The keyboard and the mouse are having their own civil war for dialogue and inventory menus. If you decide to use both for some reason, you’ll often end up challenging someone to a duel to the death when all you wanted to know were directions.

Followers are mentally-challenged, and the arbitrary limit of one follower serves no purpose.

Why does every book cover look the same?

I look like an idiot when I jump. In the game too.

Corpses become immaterial. In a game where I can pick up and move almost anything, this sounds contradictory.

If apples and bread heal me, why would I craft potions?

Like in every RPG, once you get the hand of the mechanics, everything turns into a lot of grinding just to increase your abilities. This is almost inevitable, but there are ways to make this less boring, and to fix everything mentioned above.

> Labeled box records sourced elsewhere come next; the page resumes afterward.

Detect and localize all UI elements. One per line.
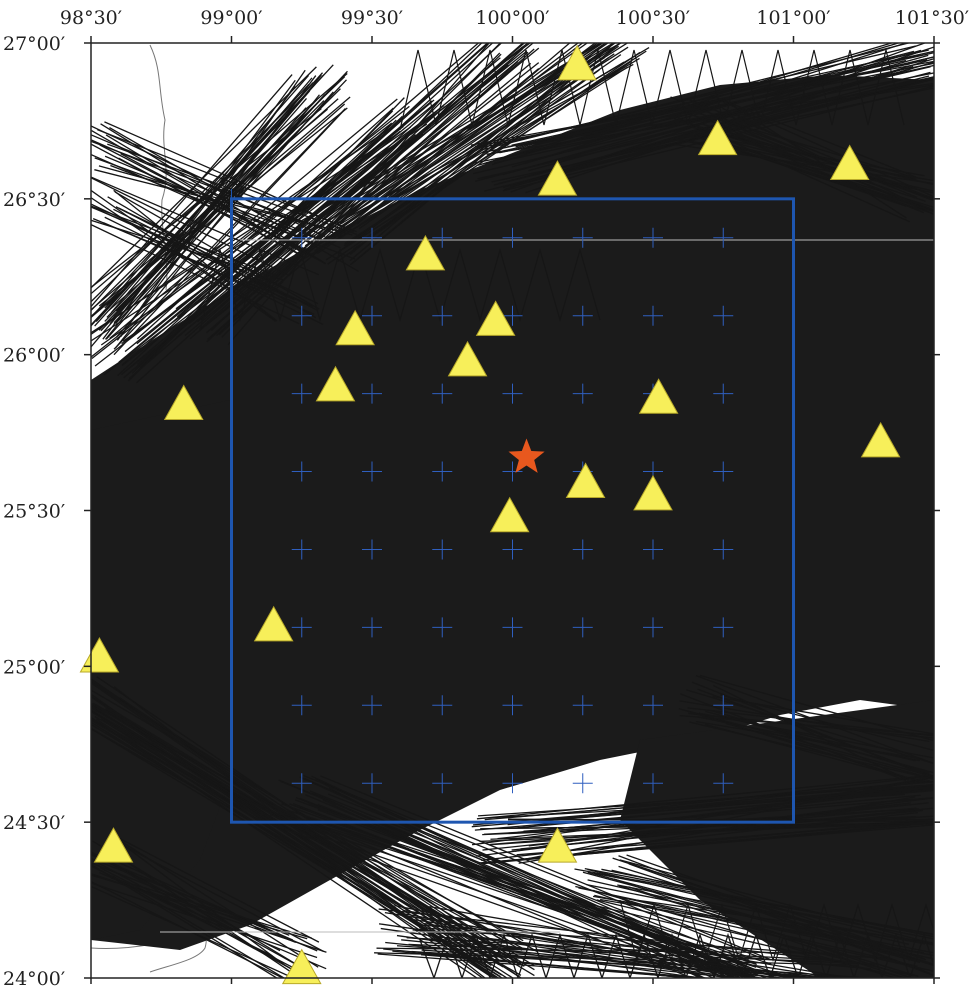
lat-tick-label: 24°30′ bbox=[3, 812, 65, 834]
lat-tick-label: 25°00′ bbox=[3, 656, 65, 678]
lon-tick-label: 101°00′ bbox=[756, 7, 830, 29]
lon-tick-label: 101°30′ bbox=[895, 7, 969, 29]
lon-tick-label: 98°30′ bbox=[60, 7, 122, 29]
lat-tick-label: 26°30′ bbox=[3, 189, 65, 211]
lon-tick-label: 99°30′ bbox=[341, 7, 403, 29]
lon-tick-label: 100°30′ bbox=[616, 7, 690, 29]
lat-tick-label: 27°00′ bbox=[3, 33, 65, 55]
lat-tick-label: 26°00′ bbox=[3, 345, 65, 367]
lon-tick-label: 100°00′ bbox=[475, 7, 549, 29]
lat-tick-label: 25°30′ bbox=[3, 501, 65, 523]
lat-tick-label: 24°00′ bbox=[3, 968, 65, 990]
lon-tick-label: 99°00′ bbox=[200, 7, 262, 29]
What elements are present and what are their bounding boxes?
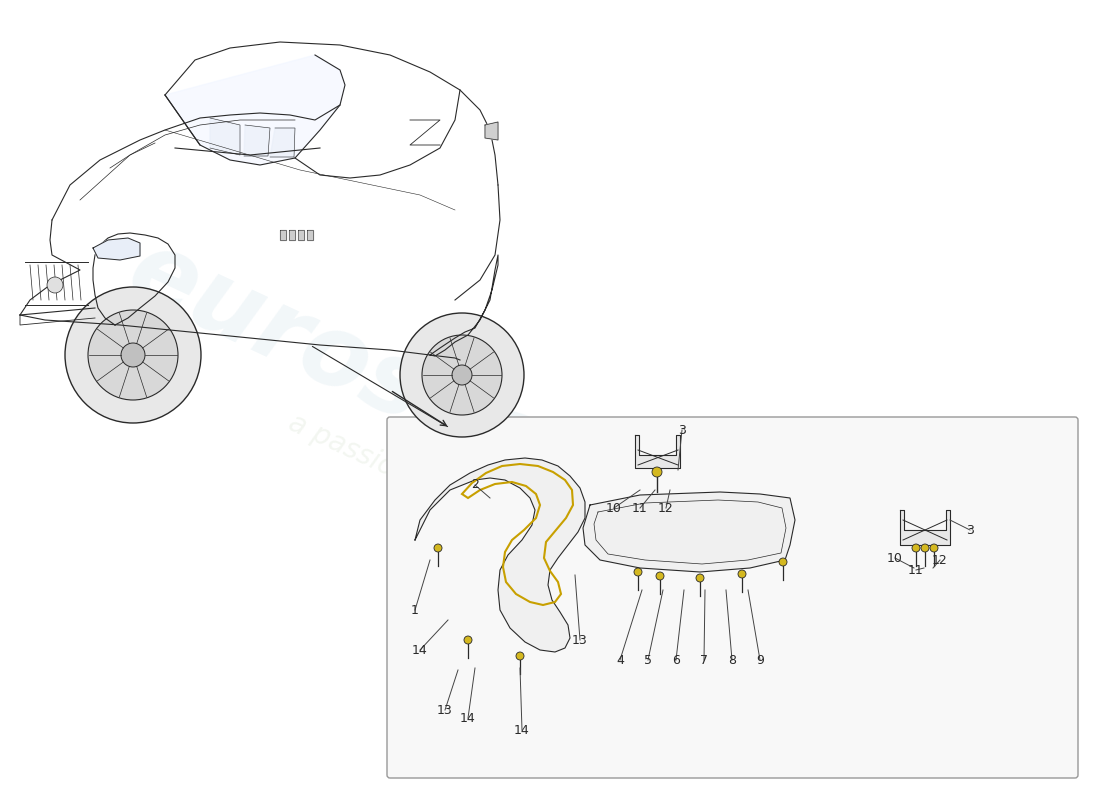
Polygon shape xyxy=(94,238,140,260)
Text: 11: 11 xyxy=(909,563,924,577)
Polygon shape xyxy=(415,458,585,652)
Text: 13: 13 xyxy=(437,703,453,717)
Circle shape xyxy=(738,570,746,578)
Circle shape xyxy=(779,558,786,566)
Circle shape xyxy=(696,574,704,582)
Text: 14: 14 xyxy=(514,723,530,737)
Text: 9: 9 xyxy=(756,654,763,666)
Text: 13: 13 xyxy=(572,634,587,646)
Text: 14: 14 xyxy=(412,643,428,657)
Text: 12: 12 xyxy=(932,554,948,566)
Polygon shape xyxy=(635,435,680,468)
Circle shape xyxy=(516,652,524,660)
Polygon shape xyxy=(270,128,295,157)
Circle shape xyxy=(912,544,920,552)
Circle shape xyxy=(652,467,662,477)
Text: eurospares: eurospares xyxy=(113,222,727,578)
Circle shape xyxy=(400,313,524,437)
Circle shape xyxy=(464,636,472,644)
Text: 2: 2 xyxy=(471,478,478,491)
FancyBboxPatch shape xyxy=(387,417,1078,778)
Bar xyxy=(289,230,295,240)
Text: 8: 8 xyxy=(728,654,736,666)
Text: 14: 14 xyxy=(460,711,476,725)
Polygon shape xyxy=(244,125,270,156)
Circle shape xyxy=(452,365,472,385)
Circle shape xyxy=(422,335,502,415)
Circle shape xyxy=(88,310,178,400)
Text: 3: 3 xyxy=(678,423,686,437)
Text: 6: 6 xyxy=(672,654,680,666)
Text: 5: 5 xyxy=(644,654,652,666)
Text: 1: 1 xyxy=(411,603,419,617)
Circle shape xyxy=(656,572,664,580)
Bar xyxy=(298,230,304,240)
Circle shape xyxy=(434,544,442,552)
Text: 3: 3 xyxy=(966,523,974,537)
Circle shape xyxy=(930,544,938,552)
Text: 10: 10 xyxy=(887,551,903,565)
Bar xyxy=(280,230,286,240)
Bar xyxy=(307,230,314,240)
Text: a passion for parts since 1985: a passion for parts since 1985 xyxy=(284,409,676,611)
Circle shape xyxy=(921,544,929,552)
Circle shape xyxy=(47,277,63,293)
Text: 12: 12 xyxy=(658,502,674,514)
Circle shape xyxy=(634,568,642,576)
Polygon shape xyxy=(210,118,240,155)
Text: 4: 4 xyxy=(616,654,624,666)
Polygon shape xyxy=(485,122,498,140)
Circle shape xyxy=(65,287,201,423)
Text: 7: 7 xyxy=(700,654,708,666)
Circle shape xyxy=(121,343,145,367)
Polygon shape xyxy=(583,492,795,572)
Polygon shape xyxy=(900,510,950,545)
Polygon shape xyxy=(165,55,345,165)
Text: 10: 10 xyxy=(606,502,621,514)
Text: 11: 11 xyxy=(632,502,648,514)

I loaded over 150 mods into my game, and I can say they solved all the problems above, and more. Now, of course, your machine needs to be able to handle them, and there will always be bugs, but you can’t possibly compare them to the ones in the vanilla game. The mod community is definitely to thank for imbuing The Buggy Scrolls with the life it needs. From enhanced visuals and sounds, survival systems, and texture variants, to difficulty enhancers, interface overhauls, and added content, they turned my experience with this game into a 10/10.


Due to public health concerns, I am not allowed to show the original inventory screen.


However, I am not here to review a modded game.